Mazilerini arayan iki takım…
Bulundukları lig kesinlikle yanlış.
CV’lerinde birinde Süper Lig Şampiyonluğu, diğerininkinde de Balkan Şampiyonluğu yazıyor.
Daha nice başarıları var.
İsimleri marka, sevenleri çok fazla.
Önceki akşam, elli yıldan fazla süredir birbirleriyle ilk kez farklı bir ligde karşılaştılar.
Geçen haftanın deplasmanda kazananı ile sahasında şaşırtıcı bir beraberlik alan iki ekibin mücadelesinden çıkacak sonuç merakla bekleniliyordu.
Beraberlikler takımı unvanlı Samsunspor, transfer yasaklı olmasına rağmen, gençlerden oluşan kadrosuyla sürpriz sonuçlara damga vurmaya devam eden Bursaspor’a karşı kaybetti.
Başlama düdüğüyle birlikte baskı koyan ve rakibini sahasına hapseden Samsunspor’dan haklı olarak gol beklerken, ani gelişen bir kontratakta savunmanın yerleşememesinden de kaynaklı yaptığı hata ile kalesinde golü gördük.
Skor eşitliğini elde edebilmek için geliştirilen ataklarda son vuruş beceriksizliği öne çıktı. Gol için umudumuz vardı, ortaya konan istekli ve temposu yüksek maçta ancak hesapları savunmacılar bozdu.
Yenen iki golde hataları büyük oldu.
Rakibini sahasında kabul edip, kontrataklarla skor üstünlüğünü ele geçiren Bursaspor şemsiye misali kapandı açıldı. Kalelerini iyi savundular, tüm hava toplarını leblebi gibi topladılar.

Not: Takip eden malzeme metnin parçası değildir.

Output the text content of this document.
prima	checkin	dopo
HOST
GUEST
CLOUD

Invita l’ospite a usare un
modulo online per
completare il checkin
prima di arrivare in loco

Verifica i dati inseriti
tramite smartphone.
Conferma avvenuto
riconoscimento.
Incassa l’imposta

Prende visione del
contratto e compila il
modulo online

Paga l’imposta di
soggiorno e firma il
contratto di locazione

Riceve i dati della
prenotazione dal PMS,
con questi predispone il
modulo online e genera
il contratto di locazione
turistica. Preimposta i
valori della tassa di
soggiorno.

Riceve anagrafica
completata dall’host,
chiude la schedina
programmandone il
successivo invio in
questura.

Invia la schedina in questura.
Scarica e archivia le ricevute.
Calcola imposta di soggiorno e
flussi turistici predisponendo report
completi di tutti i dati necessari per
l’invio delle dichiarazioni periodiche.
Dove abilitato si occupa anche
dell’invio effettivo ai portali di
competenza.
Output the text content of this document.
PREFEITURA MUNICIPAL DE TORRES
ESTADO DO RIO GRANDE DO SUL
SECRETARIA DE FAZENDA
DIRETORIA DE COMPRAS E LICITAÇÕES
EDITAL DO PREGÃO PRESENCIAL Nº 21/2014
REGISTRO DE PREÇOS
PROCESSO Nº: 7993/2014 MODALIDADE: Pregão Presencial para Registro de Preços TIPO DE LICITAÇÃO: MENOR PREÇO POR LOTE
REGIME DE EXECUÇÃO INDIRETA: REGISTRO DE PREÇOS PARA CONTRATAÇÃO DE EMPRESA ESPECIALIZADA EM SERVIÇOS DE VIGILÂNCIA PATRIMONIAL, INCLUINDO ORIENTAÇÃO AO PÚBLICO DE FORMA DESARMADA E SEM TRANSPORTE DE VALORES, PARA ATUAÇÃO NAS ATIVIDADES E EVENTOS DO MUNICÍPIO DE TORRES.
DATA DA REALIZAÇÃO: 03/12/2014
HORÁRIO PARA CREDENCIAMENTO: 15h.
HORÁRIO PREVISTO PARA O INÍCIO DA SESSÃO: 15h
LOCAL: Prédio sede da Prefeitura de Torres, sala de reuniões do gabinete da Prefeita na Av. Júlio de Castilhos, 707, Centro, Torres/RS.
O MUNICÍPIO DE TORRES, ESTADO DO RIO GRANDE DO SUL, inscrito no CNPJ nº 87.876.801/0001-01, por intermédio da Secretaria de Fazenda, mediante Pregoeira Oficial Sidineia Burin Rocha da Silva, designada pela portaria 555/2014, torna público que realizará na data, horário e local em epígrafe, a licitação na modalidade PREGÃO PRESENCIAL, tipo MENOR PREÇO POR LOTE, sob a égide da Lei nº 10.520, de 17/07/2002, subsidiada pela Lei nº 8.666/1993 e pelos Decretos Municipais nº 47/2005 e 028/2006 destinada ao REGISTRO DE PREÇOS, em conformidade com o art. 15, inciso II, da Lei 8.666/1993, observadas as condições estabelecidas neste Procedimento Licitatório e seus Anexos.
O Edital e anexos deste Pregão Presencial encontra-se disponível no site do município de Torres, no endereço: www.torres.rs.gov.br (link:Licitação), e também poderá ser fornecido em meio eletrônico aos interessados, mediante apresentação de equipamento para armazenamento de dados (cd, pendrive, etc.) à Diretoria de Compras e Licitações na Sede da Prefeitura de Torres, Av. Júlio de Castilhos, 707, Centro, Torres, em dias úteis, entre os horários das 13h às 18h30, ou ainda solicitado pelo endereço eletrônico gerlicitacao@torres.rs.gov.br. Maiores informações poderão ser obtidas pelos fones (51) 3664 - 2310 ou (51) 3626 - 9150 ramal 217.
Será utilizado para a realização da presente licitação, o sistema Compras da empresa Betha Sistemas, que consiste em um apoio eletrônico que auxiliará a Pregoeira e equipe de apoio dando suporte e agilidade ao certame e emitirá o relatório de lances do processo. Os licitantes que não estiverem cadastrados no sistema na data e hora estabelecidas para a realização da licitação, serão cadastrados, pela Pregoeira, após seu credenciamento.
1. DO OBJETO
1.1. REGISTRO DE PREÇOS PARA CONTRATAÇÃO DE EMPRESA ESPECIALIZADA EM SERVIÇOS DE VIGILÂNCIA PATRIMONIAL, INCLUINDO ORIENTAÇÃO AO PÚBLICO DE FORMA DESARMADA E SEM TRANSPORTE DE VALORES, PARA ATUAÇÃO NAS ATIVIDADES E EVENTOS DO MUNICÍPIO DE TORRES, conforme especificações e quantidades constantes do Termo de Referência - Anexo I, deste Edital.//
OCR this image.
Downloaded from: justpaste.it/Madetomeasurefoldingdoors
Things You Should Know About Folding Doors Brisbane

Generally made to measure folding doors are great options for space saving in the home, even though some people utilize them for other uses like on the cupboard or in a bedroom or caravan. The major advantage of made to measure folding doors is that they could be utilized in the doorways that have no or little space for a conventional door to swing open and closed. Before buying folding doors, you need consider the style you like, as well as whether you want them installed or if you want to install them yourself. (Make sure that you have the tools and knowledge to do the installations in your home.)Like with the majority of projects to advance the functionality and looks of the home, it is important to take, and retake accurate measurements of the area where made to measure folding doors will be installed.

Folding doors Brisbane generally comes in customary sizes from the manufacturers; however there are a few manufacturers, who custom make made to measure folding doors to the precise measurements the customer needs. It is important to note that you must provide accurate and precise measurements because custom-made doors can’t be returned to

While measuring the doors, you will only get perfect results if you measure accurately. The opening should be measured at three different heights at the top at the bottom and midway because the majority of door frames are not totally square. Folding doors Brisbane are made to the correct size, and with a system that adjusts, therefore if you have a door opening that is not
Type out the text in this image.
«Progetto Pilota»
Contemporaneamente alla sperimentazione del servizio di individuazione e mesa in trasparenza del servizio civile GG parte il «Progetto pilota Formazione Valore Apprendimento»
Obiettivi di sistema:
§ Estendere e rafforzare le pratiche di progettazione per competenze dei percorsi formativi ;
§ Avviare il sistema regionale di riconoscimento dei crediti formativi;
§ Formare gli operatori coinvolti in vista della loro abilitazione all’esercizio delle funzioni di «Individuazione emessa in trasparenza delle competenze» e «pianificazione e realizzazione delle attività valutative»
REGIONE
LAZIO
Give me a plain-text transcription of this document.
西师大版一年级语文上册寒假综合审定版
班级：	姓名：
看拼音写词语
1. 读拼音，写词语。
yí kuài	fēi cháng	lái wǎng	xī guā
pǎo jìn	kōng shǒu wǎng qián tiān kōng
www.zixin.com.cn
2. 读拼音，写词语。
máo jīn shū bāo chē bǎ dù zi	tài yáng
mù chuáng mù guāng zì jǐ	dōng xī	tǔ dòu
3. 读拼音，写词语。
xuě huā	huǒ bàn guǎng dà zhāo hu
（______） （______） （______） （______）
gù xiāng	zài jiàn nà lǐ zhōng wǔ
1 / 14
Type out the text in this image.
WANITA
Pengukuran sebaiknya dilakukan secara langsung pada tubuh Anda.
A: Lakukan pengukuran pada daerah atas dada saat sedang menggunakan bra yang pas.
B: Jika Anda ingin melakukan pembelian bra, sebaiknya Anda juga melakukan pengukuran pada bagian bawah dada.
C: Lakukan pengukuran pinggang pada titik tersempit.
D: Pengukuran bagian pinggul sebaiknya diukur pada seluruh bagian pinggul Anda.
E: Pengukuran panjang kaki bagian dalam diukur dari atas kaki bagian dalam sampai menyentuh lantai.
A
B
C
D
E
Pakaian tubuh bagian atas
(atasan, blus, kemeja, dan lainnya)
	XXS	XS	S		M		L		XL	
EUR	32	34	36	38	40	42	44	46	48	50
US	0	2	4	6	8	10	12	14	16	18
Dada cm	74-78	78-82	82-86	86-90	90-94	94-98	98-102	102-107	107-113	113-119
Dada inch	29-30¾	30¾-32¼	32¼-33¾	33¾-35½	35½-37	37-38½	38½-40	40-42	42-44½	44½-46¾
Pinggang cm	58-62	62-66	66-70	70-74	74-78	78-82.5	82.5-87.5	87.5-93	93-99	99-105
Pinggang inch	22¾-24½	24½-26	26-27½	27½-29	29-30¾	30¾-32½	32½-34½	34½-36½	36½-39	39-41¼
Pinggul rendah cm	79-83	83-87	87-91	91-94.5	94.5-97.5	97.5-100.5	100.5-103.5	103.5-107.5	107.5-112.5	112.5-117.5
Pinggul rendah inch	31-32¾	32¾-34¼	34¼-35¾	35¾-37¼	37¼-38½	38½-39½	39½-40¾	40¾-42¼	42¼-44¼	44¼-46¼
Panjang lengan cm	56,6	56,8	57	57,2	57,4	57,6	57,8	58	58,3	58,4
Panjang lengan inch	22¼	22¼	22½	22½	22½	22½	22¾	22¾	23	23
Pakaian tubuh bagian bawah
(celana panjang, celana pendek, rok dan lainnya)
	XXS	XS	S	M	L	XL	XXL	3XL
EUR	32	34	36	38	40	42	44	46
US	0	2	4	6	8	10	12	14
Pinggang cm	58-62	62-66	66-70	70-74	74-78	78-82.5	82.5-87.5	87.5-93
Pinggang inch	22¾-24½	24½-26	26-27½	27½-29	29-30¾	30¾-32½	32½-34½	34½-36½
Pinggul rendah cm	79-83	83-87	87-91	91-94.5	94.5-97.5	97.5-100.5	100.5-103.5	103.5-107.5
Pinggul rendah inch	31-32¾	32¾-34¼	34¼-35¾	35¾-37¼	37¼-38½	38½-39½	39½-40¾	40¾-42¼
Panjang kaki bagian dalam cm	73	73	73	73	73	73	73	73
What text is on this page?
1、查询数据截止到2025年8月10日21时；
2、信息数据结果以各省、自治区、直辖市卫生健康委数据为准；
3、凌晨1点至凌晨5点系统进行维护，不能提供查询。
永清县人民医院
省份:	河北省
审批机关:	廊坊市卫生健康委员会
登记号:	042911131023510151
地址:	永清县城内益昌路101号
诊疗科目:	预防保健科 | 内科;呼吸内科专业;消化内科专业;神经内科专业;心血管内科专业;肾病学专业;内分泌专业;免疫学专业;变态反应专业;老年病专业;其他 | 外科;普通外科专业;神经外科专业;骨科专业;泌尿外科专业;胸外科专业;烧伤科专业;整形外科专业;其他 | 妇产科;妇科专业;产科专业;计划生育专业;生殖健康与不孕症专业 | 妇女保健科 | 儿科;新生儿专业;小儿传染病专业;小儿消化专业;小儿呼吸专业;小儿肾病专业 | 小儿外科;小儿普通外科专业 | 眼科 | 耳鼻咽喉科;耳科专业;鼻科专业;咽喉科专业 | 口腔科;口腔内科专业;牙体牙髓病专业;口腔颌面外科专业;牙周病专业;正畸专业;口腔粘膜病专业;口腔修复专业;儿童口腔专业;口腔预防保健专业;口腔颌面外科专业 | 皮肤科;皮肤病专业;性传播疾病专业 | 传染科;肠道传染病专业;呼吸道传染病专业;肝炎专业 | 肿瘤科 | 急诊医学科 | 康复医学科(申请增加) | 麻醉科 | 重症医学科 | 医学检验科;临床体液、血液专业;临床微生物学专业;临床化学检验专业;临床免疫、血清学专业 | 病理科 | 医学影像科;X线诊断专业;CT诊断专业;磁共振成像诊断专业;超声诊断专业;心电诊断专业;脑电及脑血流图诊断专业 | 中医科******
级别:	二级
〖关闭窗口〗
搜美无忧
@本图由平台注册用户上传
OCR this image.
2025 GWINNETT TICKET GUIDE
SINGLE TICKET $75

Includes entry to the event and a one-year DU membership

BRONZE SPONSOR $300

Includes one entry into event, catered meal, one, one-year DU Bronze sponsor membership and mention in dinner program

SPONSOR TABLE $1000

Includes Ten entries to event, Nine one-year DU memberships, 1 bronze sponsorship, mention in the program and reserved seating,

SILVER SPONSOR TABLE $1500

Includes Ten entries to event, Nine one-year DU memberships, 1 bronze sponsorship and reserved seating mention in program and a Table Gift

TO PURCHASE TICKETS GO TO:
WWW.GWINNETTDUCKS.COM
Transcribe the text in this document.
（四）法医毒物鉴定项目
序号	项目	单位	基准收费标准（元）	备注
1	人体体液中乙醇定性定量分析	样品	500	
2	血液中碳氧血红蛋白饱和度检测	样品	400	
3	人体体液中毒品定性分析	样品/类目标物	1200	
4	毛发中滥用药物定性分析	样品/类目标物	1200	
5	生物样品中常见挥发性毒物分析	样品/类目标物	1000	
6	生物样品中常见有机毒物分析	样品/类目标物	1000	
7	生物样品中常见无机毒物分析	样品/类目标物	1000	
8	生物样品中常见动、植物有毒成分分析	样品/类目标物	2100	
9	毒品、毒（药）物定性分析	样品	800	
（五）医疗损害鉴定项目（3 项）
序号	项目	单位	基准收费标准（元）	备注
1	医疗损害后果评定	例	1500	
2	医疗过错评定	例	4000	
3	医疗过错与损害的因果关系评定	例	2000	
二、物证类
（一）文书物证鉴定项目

Kalecileri iyi kurtarışlar yaptı. Kaptıkları toplarla çok adamla hızlı ataklar yaptılar. Farklı skora ulaşmalarında Samsunspor savunmasının sunduğu ikramları geri çevirmediler.
Sözün özü…
Samsunspor’u müthiş bir oyun aklıyla tuzağa düşürmesini bildiler.
Üstelik bunu eksik kaldıkları son otuz dakika boyunca devam ettirdiler.
Gencecik çocuklar Samsunspor’a unutamayacakları bir ders verdiler.
Ava gidenin, avlanabileceğini çıplak gözle gösterdiler.
Maçın Süper Lig apoletli hakemi hızlı gelişecek Samsunspor ataklarında yapılan faullere kayıtsız ve kartsız kaldı.
Guido ve Gökhan kaç kez yere indirildi? O kadar çoktu ki sayısını tutamadık.
İnsan cebinden bir kez olsun kart çıkarır be adam!
Yenilginin suçunu hakeme çıkaracak değilim elbet ama yazmasam ayıp olacak!
Birileri bana Niyazi (Gyasi) için olumlu bir şey söylesin, yemin ediyorum kalbini kıracağım!
Bu adamdan değil topçu, top toplayıcı bile olmaz.
Plumain ve de Savicevic; al birini vur diğerine...
Bu dakikadan sonra Yeniçeriler gibi bağırıyor, isyan başlatıyorum.
Kelle istiyorum kelle…
Saathane’deki Kelleci Kaplan’dan değil!
Bu oyuncuları bulup, ortaya koyan, alınmasını sağlayan, kim ya da kimler varsa biliyorum hala kulüpte yaşıyorlar, getirdikleriyle birlikte derhal kapı dışarı edilsin.
Bizlere acı çektirmeye hakkınız yok!